A agulha da vitrola rebolava
caprichosamente pelo disco de vinil, deixando escapar ruídos e o blues
melancólico escondido por trás de todo som de contrabaixo. A música que ecoava
pelo quarto era “love of my live”, do “Queen”. Lisa pensava em como as
gravações digitais haviam preterido aquele som que lhe embalava tão perfeitamente.
Olhou para a cama e pegou o laptop e o colocou sobre os joelhos, ainda sentada
no chão. Acendeu um cigarro.
O cursor a desafiava, piscando
solitário em um documento do word vazio. Havia meses desde que vencera a
batalha contra a folha em branco, pela última vez. Sentia-se abandonada pelas
palavras, suas velhas e únicas companheiras, desde sempre. Sorriu amarelo e se
lembrou de quando ainda era pequena demais para escrever suas próprias
histórias; de quando as inventava e contava para si própria, todas as noites,
antes de adormecer na paz que só as crianças conhecem. Era a sua forma de
fazê-las eternas. Como poderia ter perdido algo que parecia ser mais parte de
si que o próprio corpo que a constituía?
Os pensamentos cessaram junto com
o movimento da agulha, então Lisa se levantou e trocou o lado de seu LP. Pousou
a agulha com a sutileza das nuvens, que bailam no céu azul em dias ensolarados,
e voltou a recostar-se na parede gelada. Ela olhava fixo para a tela. Estava imóvel;
hipnotizada. Que diabos havia mudado em si?
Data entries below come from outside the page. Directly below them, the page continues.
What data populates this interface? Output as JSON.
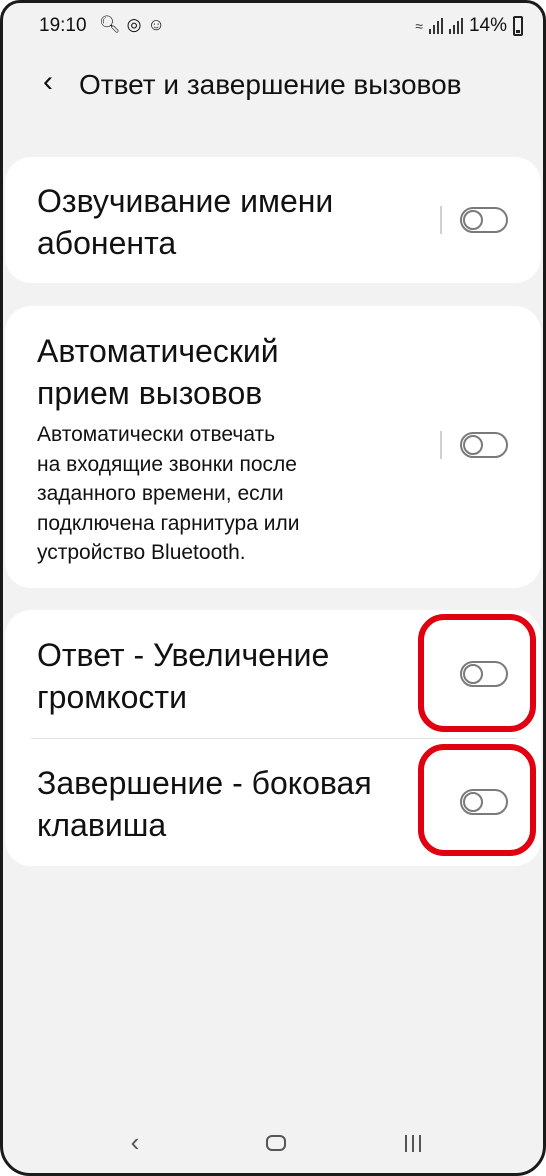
{
  "status_bar": {
    "time": "19:10",
    "left_icons": [
      "search-icon",
      "sync-icon",
      "notification-icon"
    ],
    "battery": "14%"
  },
  "header": {
    "back_icon": "chevron-left-icon",
    "title": "Ответ и завершение вызовов"
  },
  "settings": [
    {
      "id": "caller-name-announce",
      "title_lines": [
        "Озвучивание имени",
        "абонента"
      ],
      "enabled": false
    },
    {
      "id": "auto-answer",
      "title_lines": [
        "Автоматический",
        "прием вызовов"
      ],
      "description_lines": [
        "Автоматически отвечать",
        "на входящие звонки после",
        "заданного времени, если",
        "подключена гарнитура или",
        "устройство Bluetooth."
      ],
      "enabled": false
    },
    {
      "id": "answer-volume-up",
      "title_lines": [
        "Ответ - Увеличение",
        "громкости"
      ],
      "enabled": false,
      "highlighted": true
    },
    {
      "id": "end-side-key",
      "title_lines": [
        "Завершение - боковая",
        "клавиша"
      ],
      "enabled": false,
      "highlighted": true
    }
  ],
  "highlight_color": "#e00010",
  "nav_bar": {
    "icons": [
      "back-icon",
      "home-icon",
      "recent-apps-icon"
    ]
  }
}
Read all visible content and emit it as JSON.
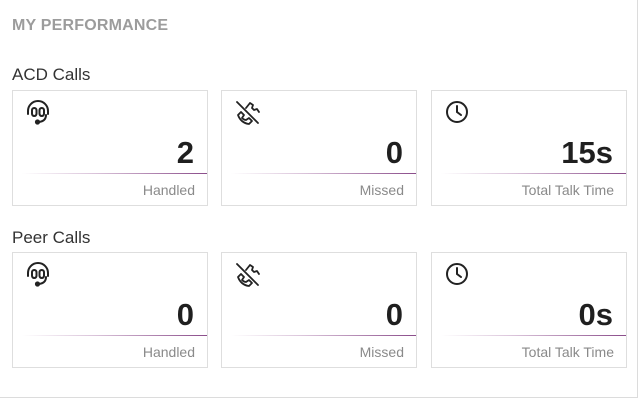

Olhou para o disco de vinil,
quebrando o transe. E se pegou cantarolando uma das mais belas músicas que
conhecia. Olhava as rotações, enquanto as notas eram arrancadas sutilmente pela
agulha, firme e hesitante. E abandonou a obrigação dos parágrafos, sorriu
sincero e acendeu um outro cigarro.
Os dedos de Lisa iam de encontro
a sua boca e repousavam em sua coxa, amarelados pelo excesso de nicotina e
escondidos pela nuvem de fumaça que a envolvia. Foi aí que percebeu que ela não
estava só envolta nesta névoa, mas que cada silêncio que cantava junto à
melodia de seu disco de vinil era poesia. A poesia que havia se escondido, na
época em que ainda possuía tempo para inventar que era protagonista de seus
contos de fada. E se sentiu no paraíso por poder ter uma hora e meia, perdidas
na madrugada, para pensar e viver dentro de si. Então, ela tomou o computador
ao colo e começou a relatar sua aventura, em terceira pessoa.
Lisa sentiu uma lágrima seca em
seu olho esquerdo, quando viu-se rodeada de palavras. A folha escrita até o
fim, com qualquer coisa que começava com “A agulha da vitrola rebolava caprichosamente
pelo disco de vinil...”. Só então, deitou-se para sonhar que era princesa em um
mundo cinzento, em que tudo o que tocava, virava flores.